- Location: Marlborough Sounds
- Coordinates: 41°13′47″S 173°58′13″E﻿ / ﻿41.22972°S 173.97028°E

= Ōnahau Bay =

Locality in New Zealand

Ōnahau Bay is a large bay in Queen Charlotte Sound, New Zealand, just north-east of Grove Arm and meeting it at Houhou Point.

==Naming==
The meaning of the name Ōnahau is unclear. On the Western side of the bay is a hill called Ōnahau, either the bay's namesake or named for it. The name is also used for Ōnahau River and Little Ōnahau River in the Tasman District.

==Local geographies==

=== Fence Bay ===
Fence Bay is one of three bays that sit in the back of Ōnahau Bay, along with Waterfall Bay and Mistletoe Bay. It was named for a fence that climbed a steep border between the farms of Vogel and Gullery in the middle of the 20th century.

=== Mistletoe Bay ===
Mistletoe Bay is one of three bays that sit in the back of Ōnahau Bay, along with Waterfall Bay and Fence Bay. Mistletoe is likely a reference to one of New Zealand's nine native mistletoes, the most likely culprits being Peraxilla tetrapetala (pirirangi/pikirangi), Peraxilla colensoi (pirita/pirinoa) and Alepis flavida (pirita/pirinoa), as they commonly grow in beech forests like the Nothofagus solandri (tawairauriki/tawhairauriki) forests historically found along Queen Charlotte Sound.

=== Waterfall Bay ===
Waterfall Bay is one of three bays that sit in the back of Ōnahau Bay, along with Mistletoe Bay and Fence Bay. The bay is home to at least one magnificent waterfall, from which it draws its name. The bay is home to pūrātoke glow-worms, bioluminescent plankton and stingrays.

=== Torapapa Point ===
Torapapa Point is located on the eastern tip of Ōnahau Bay. The point was labelled "Toropapa Point" on maps until sometime between 1949 and 1959.

=== Dartmoor Bay ===
Dartmoor Bay is located near the western tip of Ōnahau Bay, just north of Houhou Point.
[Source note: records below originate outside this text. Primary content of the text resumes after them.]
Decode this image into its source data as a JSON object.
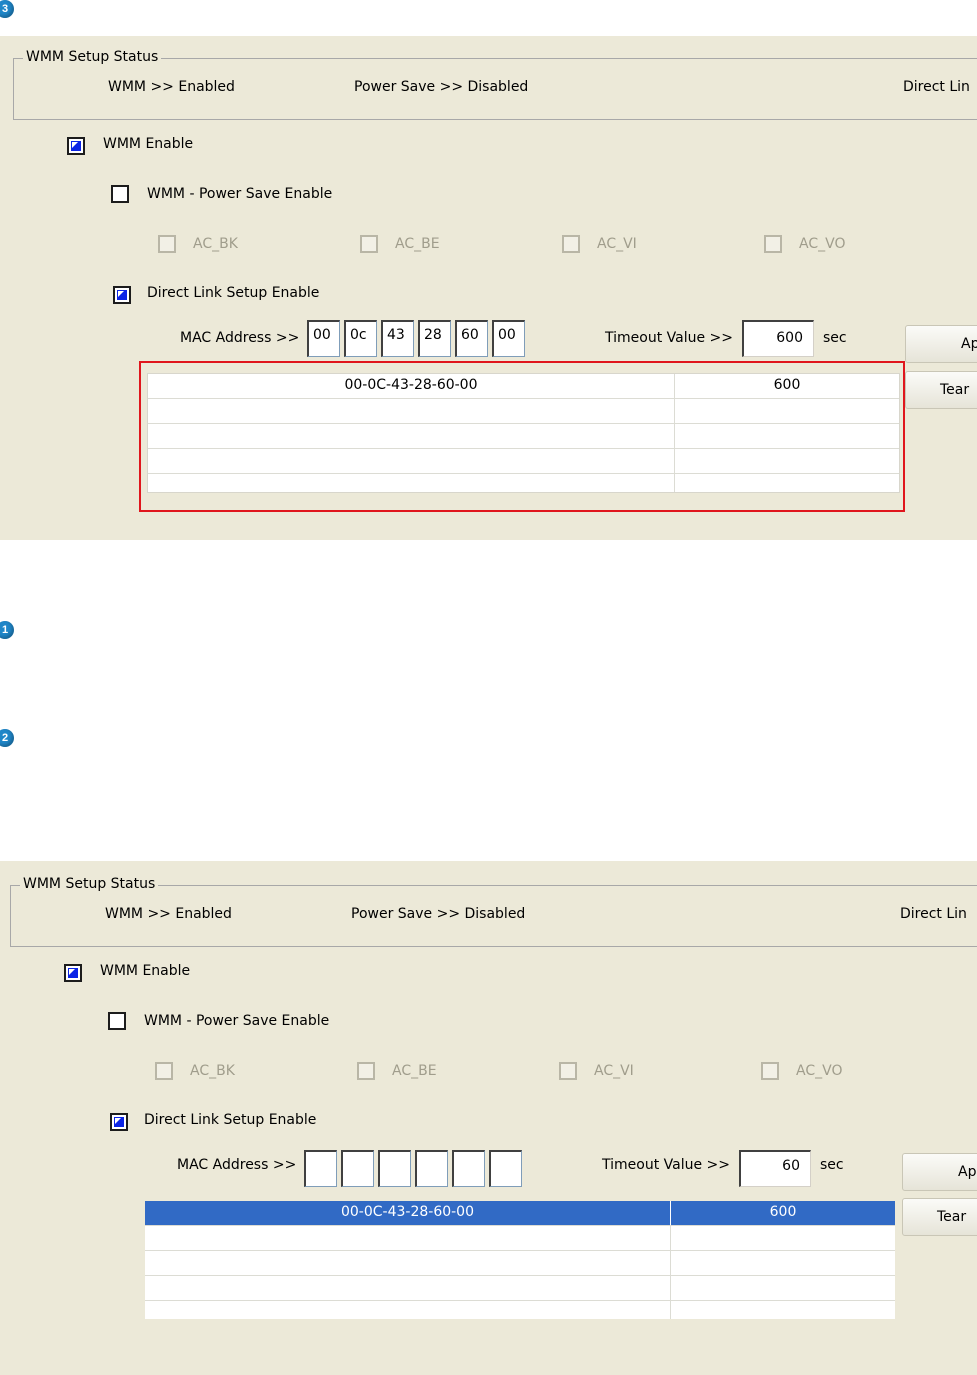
{
  "markers": [
    "3",
    "1",
    "2"
  ],
  "screens": [
    {
      "group_title": "WMM Setup Status",
      "status": {
        "wmm": "WMM >> Enabled",
        "power_save": "Power Save >> Disabled",
        "direct_link": "Direct Lin"
      },
      "wmm_enable": {
        "label": "WMM Enable",
        "checked": true
      },
      "power_save_enable": {
        "label": "WMM - Power Save Enable",
        "checked": false
      },
      "ac": [
        "AC_BK",
        "AC_BE",
        "AC_VI",
        "AC_VO"
      ],
      "dls_enable": {
        "label": "Direct Link Setup Enable",
        "checked": true
      },
      "mac_label": "MAC Address >>",
      "mac": [
        "00",
        "0c",
        "43",
        "28",
        "60",
        "00"
      ],
      "timeout_label": "Timeout Value >>",
      "timeout_value": "600",
      "sec": "sec",
      "apply_label": "Ap",
      "teardown_label": "Tear",
      "table": [
        {
          "mac": "00-0C-43-28-60-00",
          "timeout": "600",
          "selected": false
        },
        {
          "mac": "",
          "timeout": ""
        },
        {
          "mac": "",
          "timeout": ""
        },
        {
          "mac": "",
          "timeout": ""
        },
        {
          "mac": "",
          "timeout": ""
        }
      ],
      "highlight_color": "#e0161d"
    },
    {
      "group_title": "WMM Setup Status",
      "status": {
        "wmm": "WMM >> Enabled",
        "power_save": "Power Save >> Disabled",
        "direct_link": "Direct Lin"
      },
      "wmm_enable": {
        "label": "WMM Enable",
        "checked": true
      },
      "power_save_enable": {
        "label": "WMM - Power Save Enable",
        "checked": false
      },
      "ac": [
        "AC_BK",
        "AC_BE",
        "AC_VI",
        "AC_VO"
      ],
      "dls_enable": {
        "label": "Direct Link Setup Enable",
        "checked": true
      },
      "mac_label": "MAC Address >>",
      "mac": [
        "",
        "",
        "",
        "",
        "",
        ""
      ],
      "timeout_label": "Timeout Value >>",
      "timeout_value": "60",
      "sec": "sec",
      "apply_label": "Ap",
      "teardown_label": "Tear",
      "table": [
        {
          "mac": "00-0C-43-28-60-00",
          "timeout": "600",
          "selected": true
        },
        {
          "mac": "",
          "timeout": ""
        },
        {
          "mac": "",
          "timeout": ""
        },
        {
          "mac": "",
          "timeout": ""
        },
        {
          "mac": "",
          "timeout": ""
        }
      ],
      "selection_color": "#316ac5"
    }
  ]
}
Dartmoor Bay derives its name from a cottage built there named Dartmoor owned by Mr Herbert Yelverton Monro. Herbert owned the Bankhouse run and station in the fork of the Wairau and Waihopai rivers in Marlborough. The Monro family has no known connection to Dartmoor in the United Kingdom.

=== Postman's Rock ===
Postman's Rock is a large rock just west of Torapapa Point. The rock is named for when the Queen Charlotte Sound mail-boat was a rowboat and would deposit mail upon it for the sound's residents to row out and pick up. Alternatively known as Post Office Rock.